We have had an increase in enquiries about GCSE and A level accessibility for blind and partially sighted students in mainstream schools which is encouraging. As ever, availability of accessible technology to enable these students realise their musical potential is tricky: we realise RNIB has a large part to play in this and we are working with some major commercial companies.

It has been encouraging to see the high level of interest in Sounds of Intent assessment: a bit ironic as this is not matched by NC interest in assessment for music, I consider. SoI has encouraged non-specialists in particular to consider the musical outcomes of pupils' engagement, rather than immediately consider the secondary benefits as in social, communication, physical and motivational development.

S-A Zimmermann
RNIB Music Adviser
Georgina Hammond says:
November 20, 2014 at 04:50 AM
like many parents discussing musical education is pointless as it is not something we could ever afford for our children with schools charging £15 and upwards for a 30 minute lesson with most instruments aside from recorder.
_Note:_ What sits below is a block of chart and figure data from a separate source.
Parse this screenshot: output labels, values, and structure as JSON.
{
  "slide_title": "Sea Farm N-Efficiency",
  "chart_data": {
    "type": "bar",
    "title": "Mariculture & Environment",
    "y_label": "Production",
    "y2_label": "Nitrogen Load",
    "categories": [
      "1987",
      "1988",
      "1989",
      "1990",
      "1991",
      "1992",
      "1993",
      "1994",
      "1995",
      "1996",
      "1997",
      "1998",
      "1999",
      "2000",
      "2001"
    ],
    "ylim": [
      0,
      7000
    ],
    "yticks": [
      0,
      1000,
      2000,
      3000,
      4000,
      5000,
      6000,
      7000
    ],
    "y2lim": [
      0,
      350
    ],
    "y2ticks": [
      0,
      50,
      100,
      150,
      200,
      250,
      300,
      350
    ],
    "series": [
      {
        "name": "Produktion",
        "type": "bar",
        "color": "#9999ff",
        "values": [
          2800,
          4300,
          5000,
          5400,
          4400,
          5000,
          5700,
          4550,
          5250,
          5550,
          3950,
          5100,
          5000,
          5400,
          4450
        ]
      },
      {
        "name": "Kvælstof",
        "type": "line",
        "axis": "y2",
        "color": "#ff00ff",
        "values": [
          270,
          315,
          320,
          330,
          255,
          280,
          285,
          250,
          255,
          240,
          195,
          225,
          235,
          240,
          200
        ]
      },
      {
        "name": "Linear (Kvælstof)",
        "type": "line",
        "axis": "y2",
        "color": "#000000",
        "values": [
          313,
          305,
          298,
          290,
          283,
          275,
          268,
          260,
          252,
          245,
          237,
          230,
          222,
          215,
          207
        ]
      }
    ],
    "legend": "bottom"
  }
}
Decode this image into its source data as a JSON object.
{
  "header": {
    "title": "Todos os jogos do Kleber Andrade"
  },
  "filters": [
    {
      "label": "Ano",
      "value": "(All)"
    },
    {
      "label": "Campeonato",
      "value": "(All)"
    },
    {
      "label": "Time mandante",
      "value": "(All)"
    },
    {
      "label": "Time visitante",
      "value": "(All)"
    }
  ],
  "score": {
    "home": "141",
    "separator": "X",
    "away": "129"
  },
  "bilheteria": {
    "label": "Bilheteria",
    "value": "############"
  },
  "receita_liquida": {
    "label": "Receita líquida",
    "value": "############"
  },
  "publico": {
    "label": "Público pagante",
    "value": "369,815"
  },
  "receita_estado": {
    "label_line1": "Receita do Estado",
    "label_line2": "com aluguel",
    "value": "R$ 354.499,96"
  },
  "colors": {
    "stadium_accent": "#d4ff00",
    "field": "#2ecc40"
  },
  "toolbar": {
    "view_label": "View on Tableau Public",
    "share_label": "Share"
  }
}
Both my children and I would love if they could learn to play an instrument. I personally believe it teaches and encourages many things outside of the actual music.
Clare Whitehead says:
November 19, 2014 at 10:28 PM
Music education is not secure for the future. My current school has cut A level music from its sixth form offer because it typically attracts low numbers. This now means no A Level course in this part of the county - students have to travel out of area to study at this level.
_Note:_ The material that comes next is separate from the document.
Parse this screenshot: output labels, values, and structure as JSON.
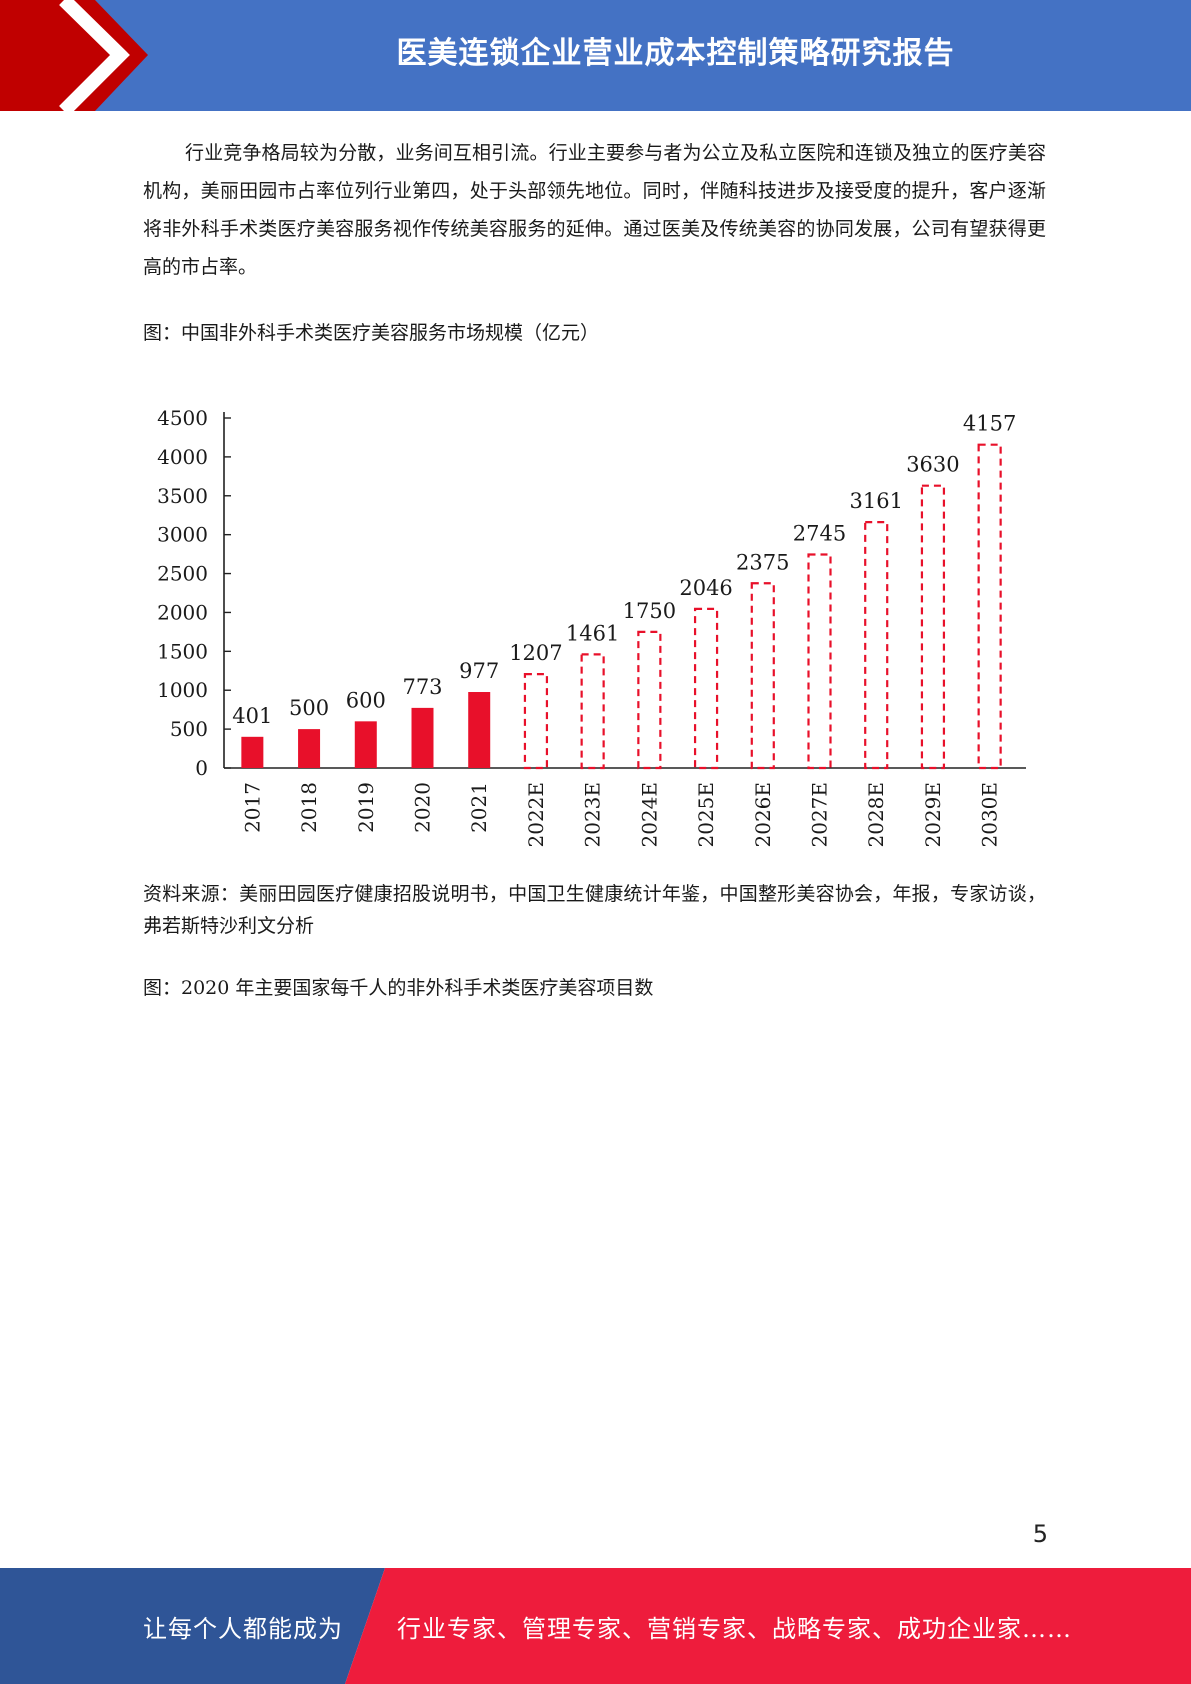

We have a problem with children continuing to play musical instruments - while many have access at primary level via first access, children view this as something only done at this age, and do not see the progression through to senior/ upper school level. This is often due to both cost and also an 'x factor' approach to music, whereby they want instant gratification and are not prepared or supported to put in the practice in order to achieve a high level of performance.
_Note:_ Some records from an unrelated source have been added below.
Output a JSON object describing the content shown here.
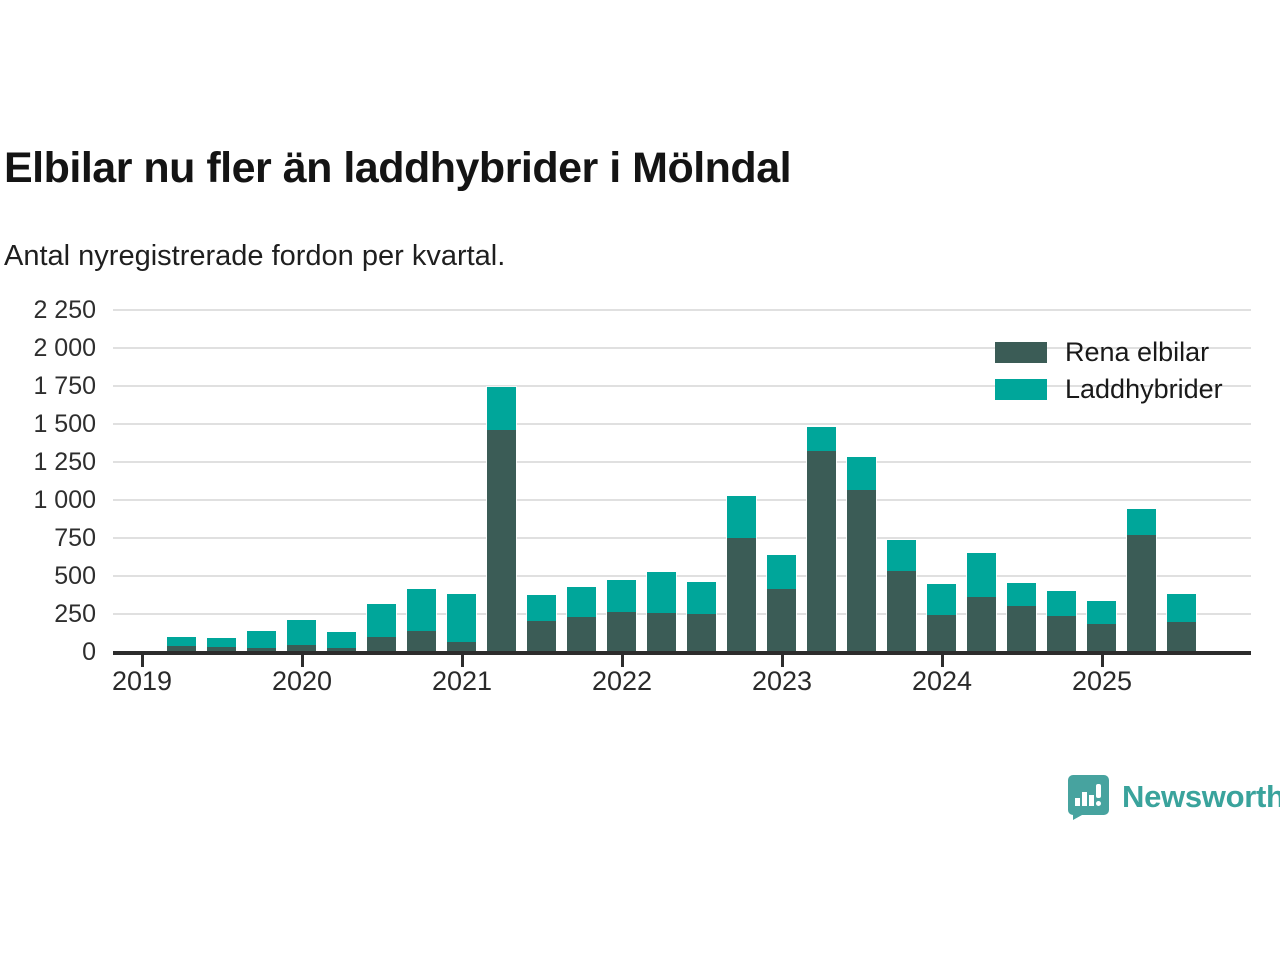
{
  "title": "Elbilar nu fler än laddhybrider i Mölndal",
  "subtitle": "Antal nyregistrerade fordon per kvartal.",
  "brand": "Newsworthy",
  "colors": {
    "rena_elbilar": "#3b5c56",
    "laddhybrider": "#00a69a",
    "brand_teal": "#47a39f",
    "axis": "#2c2c2c",
    "grid": "#e0e0e0"
  },
  "chart_data": {
    "type": "bar",
    "stacked": true,
    "title": "Elbilar nu fler än laddhybrider i Mölndal",
    "subtitle": "Antal nyregistrerade fordon per kvartal.",
    "xlabel": "",
    "ylabel": "Antal nyregistrerade fordon per kvartal",
    "ylim": [
      0,
      2250
    ],
    "grid": "horizontal",
    "legend_position": "top-right",
    "y_ticks": [
      {
        "value": 0,
        "label": "0"
      },
      {
        "value": 250,
        "label": "250"
      },
      {
        "value": 500,
        "label": "500"
      },
      {
        "value": 750,
        "label": "750"
      },
      {
        "value": 1000,
        "label": "1 000"
      },
      {
        "value": 1250,
        "label": "1 250"
      },
      {
        "value": 1500,
        "label": "1 500"
      },
      {
        "value": 1750,
        "label": "1 750"
      },
      {
        "value": 2000,
        "label": "2 000"
      },
      {
        "value": 2250,
        "label": "2 250"
      }
    ],
    "x_year_labels": [
      "2019",
      "2020",
      "2021",
      "2022",
      "2023",
      "2024",
      "2025"
    ],
    "categories": [
      "2019 Q2",
      "2019 Q3",
      "2019 Q4",
      "2020 Q1",
      "2020 Q2",
      "2020 Q3",
      "2020 Q4",
      "2021 Q1",
      "2021 Q2",
      "2021 Q3",
      "2021 Q4",
      "2022 Q1",
      "2022 Q2",
      "2022 Q3",
      "2022 Q4",
      "2023 Q1",
      "2023 Q2",
      "2023 Q3",
      "2023 Q4",
      "2024 Q1",
      "2024 Q2",
      "2024 Q3",
      "2024 Q4",
      "2025 Q1",
      "2025 Q2",
      "2025 Q3"
    ],
    "series": [
      {
        "name": "Rena elbilar",
        "color": "#3b5c56",
        "values": [
          40,
          35,
          25,
          45,
          30,
          100,
          140,
          70,
          1465,
          205,
          235,
          265,
          260,
          255,
          755,
          420,
          1330,
          1070,
          535,
          245,
          365,
          310,
          240,
          190,
          775,
          200
        ]
      },
      {
        "name": "Laddhybrider",
        "color": "#00a69a",
        "values": [
          65,
          65,
          120,
          175,
          105,
          225,
          280,
          315,
          285,
          175,
          200,
          215,
          275,
          210,
          275,
          225,
          160,
          220,
          210,
          210,
          295,
          150,
          170,
          150,
          170,
          190
        ]
      }
    ]
  }
}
Hubs can be successful, but are not always, and there is too much variation. The only contact my hub has had with me as a Head of Music is to seek data - the contract offered is not suitable for instrumental teaching in an upper school, and the calibre of staff has been reduced compared to the pre-hub staffing. Little support is offered in terms of ensemble music making suitable for the 11-18 age group in a rural setting.
The local youth orchestra which is most successful is independently run and does not have hub funding - but has just played at the NFMY Schools Prom. Whilst a fabulous organisation, it saddens me that the students involved are predominantly the offspring of local professional and semi professional musicians, and the majority attend private or grammar schools. I can only conclude that we are not offering a suitable pathway for instrumental tuition for the ordinary child who doesn't have musical or rich parents. But yet we are not considered deprived enough to have In Harmony running in this area.
T Stewart says:
November 19, 2014 at 08:54 PM
I have just read the Department for Education –
‘Evidence check’ memorandum- Music education and can see no evidence of any of these changes in my child's high school. Each class has one hour of music instruction per week, any more than that we have to pay for privately. The disadvantaged areas are to get more funding for music in schools but there are countless parents who still cannot afford extra tuition but don't live in these 'disadvantaged' areas. There is only one music teacher in my child's school who has to provide music tuition for every one of it's 640 pupils. There is no provision for any children to learn an instrument in class. The school does not have drama as a subject at all.
Clare Newman says:
November 19, 2014 at 03:56 PM
Out of lesson music lessons are very expensive and in my experience there are 2 groups of children that learn, those that quite affluent and can afford the tuition and those that are able to have the lessons for free. The group in the middle miss out completely.
Also, I know the teacher has to attend a number of schools but there seems no consideration for the general timetable and what subject is being missed during the music lesson.